Hij wordt Jr. genoemd om hem niet te verwarren met zijn vader, Frits Lensvelt (1886-1945), eveneens kunstenaar en graficus, naast ontwerper en binnenhuisarchitect. In zijn jeugd werd Junior dan ook 'Boed' genoemd. Na de dood van zijn vader in 1945 noemde hij zich pas Frits Lensvelt (Jr.)
Jeugd
Junior werd geboren in 1922 op het idyllisch gelegen 17e-eeuwse Dijkhuis buiten Veere waar hij tot zijn elfde opgroeide tussen de Walcherse boeren en in de altijd prachtige natuur aan het Veerse Gat. Hij hield er een levenslange liefde voor de natuur (en in het bijzonder water en zee) aan over.
In 1933 verhuisde het gezin terug naar Amsterdam van waar het echtpaar in 1921 naar Walcheren verhuisd was. Het Dijkhuis fungeerde daarna als vakantiebestemming. In 1935 stierf onverwachts Juniors moeder, de kostuumontwerpster Nell Bronger. Zijn oudere zuster Sophie Cornelia Klaertje (1916-1987)[3] nam zo goed en zo kwaad als het kon haar rol van opvoedster over. Hij zat toen inmiddels op de HBS. Een goede leerling was hij niet; pas in 1942 haalde hij zijn eindexamen[4]. Liever zwierf hij door het land, lopend of op de fiets, alleen of met zijn vrienden uit de Nederlandse Jeugdbond voor Natuurstudie (N.J.N.).
Hoewel hij plannen maakte om naar de Rijksacademie voor Beeldende Kunsten te gaan is dat er nooit van gekomen. Hij wordt als autodidact beschouwd[1] en presenteerde zich ook zo, hoewel hij de fijne kneepjes van het houtsnijden leerde[5] van Jo Bezaan in Putten[6].
Leven en werk
Al vanaf 1946 reisde Lensvelt Jr. veel en lang in Zuid Europa; het eerste jaar in Frankrijk, later ook in Spanje, Portugal, de Balearen. Jarenlang stapte hij elk najaar op zijn racefiets en ging naar Zuid Frankrijk voor de 'vendange', de druivenpluk. Ook op andere reizen werkte hij geregeld bij boeren als zijn geld op begon te raken.
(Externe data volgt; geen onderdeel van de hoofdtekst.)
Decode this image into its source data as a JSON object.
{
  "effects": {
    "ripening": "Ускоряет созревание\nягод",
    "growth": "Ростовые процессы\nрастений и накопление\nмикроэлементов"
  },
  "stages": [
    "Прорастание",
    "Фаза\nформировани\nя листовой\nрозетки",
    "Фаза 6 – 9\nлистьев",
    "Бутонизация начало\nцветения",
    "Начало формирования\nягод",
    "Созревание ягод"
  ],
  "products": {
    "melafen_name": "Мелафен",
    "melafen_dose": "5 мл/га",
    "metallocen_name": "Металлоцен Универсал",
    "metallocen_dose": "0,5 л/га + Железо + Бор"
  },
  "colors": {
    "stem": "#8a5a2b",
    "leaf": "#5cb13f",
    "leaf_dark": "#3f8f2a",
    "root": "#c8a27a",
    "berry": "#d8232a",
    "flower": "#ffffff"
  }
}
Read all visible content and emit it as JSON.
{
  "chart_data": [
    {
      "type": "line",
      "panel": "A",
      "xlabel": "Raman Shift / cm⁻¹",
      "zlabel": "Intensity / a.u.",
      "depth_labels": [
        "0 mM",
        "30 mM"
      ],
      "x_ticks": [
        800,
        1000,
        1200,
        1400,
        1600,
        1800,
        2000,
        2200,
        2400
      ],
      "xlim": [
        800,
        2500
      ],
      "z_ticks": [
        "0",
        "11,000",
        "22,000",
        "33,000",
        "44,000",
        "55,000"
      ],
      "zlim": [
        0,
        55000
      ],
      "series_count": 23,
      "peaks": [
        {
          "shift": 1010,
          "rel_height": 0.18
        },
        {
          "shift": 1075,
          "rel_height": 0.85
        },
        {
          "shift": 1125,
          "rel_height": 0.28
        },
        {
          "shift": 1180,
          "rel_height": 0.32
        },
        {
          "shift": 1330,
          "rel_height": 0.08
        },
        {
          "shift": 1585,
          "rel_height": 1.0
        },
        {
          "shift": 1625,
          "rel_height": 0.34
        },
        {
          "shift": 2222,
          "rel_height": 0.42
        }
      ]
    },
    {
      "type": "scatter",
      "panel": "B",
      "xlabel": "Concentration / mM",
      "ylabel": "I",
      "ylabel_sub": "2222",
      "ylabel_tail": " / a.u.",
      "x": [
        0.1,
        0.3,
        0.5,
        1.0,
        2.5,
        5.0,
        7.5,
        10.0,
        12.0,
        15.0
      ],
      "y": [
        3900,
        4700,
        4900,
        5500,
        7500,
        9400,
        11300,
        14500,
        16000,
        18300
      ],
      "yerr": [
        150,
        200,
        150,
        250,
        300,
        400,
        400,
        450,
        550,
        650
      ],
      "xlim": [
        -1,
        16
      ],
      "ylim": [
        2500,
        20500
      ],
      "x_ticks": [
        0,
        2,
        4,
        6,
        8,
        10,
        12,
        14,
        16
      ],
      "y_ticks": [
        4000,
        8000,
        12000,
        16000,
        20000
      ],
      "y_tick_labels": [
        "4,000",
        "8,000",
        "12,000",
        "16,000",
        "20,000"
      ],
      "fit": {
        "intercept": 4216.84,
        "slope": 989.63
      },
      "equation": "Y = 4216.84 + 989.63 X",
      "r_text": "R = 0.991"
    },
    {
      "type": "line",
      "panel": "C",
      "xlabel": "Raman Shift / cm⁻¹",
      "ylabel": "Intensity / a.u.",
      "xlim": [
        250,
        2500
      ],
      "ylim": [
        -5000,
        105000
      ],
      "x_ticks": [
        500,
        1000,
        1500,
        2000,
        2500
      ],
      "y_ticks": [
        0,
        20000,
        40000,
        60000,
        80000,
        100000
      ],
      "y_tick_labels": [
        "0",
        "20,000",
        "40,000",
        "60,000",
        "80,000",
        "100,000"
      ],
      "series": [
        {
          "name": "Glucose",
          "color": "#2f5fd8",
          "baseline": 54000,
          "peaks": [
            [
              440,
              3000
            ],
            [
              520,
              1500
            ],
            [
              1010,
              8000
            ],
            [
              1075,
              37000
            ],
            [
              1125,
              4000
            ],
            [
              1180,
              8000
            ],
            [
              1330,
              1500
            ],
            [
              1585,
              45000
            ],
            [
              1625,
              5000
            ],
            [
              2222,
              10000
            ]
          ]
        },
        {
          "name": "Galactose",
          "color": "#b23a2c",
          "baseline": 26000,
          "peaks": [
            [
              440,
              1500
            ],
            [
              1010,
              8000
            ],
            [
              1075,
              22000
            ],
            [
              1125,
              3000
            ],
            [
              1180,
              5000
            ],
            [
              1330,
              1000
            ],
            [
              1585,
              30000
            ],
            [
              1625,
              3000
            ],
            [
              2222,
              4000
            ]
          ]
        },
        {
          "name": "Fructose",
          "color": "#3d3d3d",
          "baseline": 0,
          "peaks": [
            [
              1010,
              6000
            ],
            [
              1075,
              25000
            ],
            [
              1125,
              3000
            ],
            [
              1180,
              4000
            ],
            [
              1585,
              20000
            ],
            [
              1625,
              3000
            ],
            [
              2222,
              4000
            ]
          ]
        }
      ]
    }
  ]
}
Terug in Amsterdam verwerkte hij zijn ervaringen in zijn grafiek.
In 1952 werd hij lid van de Grafische (Vereeniging tot Bevordering der Grafische Kunst) en tot 1964 nam hij tien keer deel aan de jaarlijkse tentoonstelling in het Stedelijk Museum Amsterdam. Hij maakte er vrienden voor het leven onder zijn collega's: Willem den Ouden bijvoorbeeld en Toon Wegner. In 1955 won hij de eerste Kunst en Sportprijs van het Prins Bernhard-fonds (tegenwoordig Cultuurfonds), voor de prent Stayerswedstrijd. In de jury zaten onder andere Jan Wiegers en Willem Sandberg.
Tot 1957 woonde Lensvelt Jr. in Amsterdam. Daarna tien jaar in België; eerst Brussel, later Antwerpen, waar hij zijn jongere Nederlandse collega's Jan Wessendorp, Yvonne Buriks en Peter Oosterbos leerde kennen. In 1967 kwam hij terug naar Nederland, vestigde zich in Dordrecht en sloot zich aan bij Teekengenootschap Pictura. Maar het beviel hem er toch niet en vanaf 1970 vestigde hij zich weer (en nu voorgoed) in Zeeland, in het Zuid-Bevelandse dorp Krabbendijke.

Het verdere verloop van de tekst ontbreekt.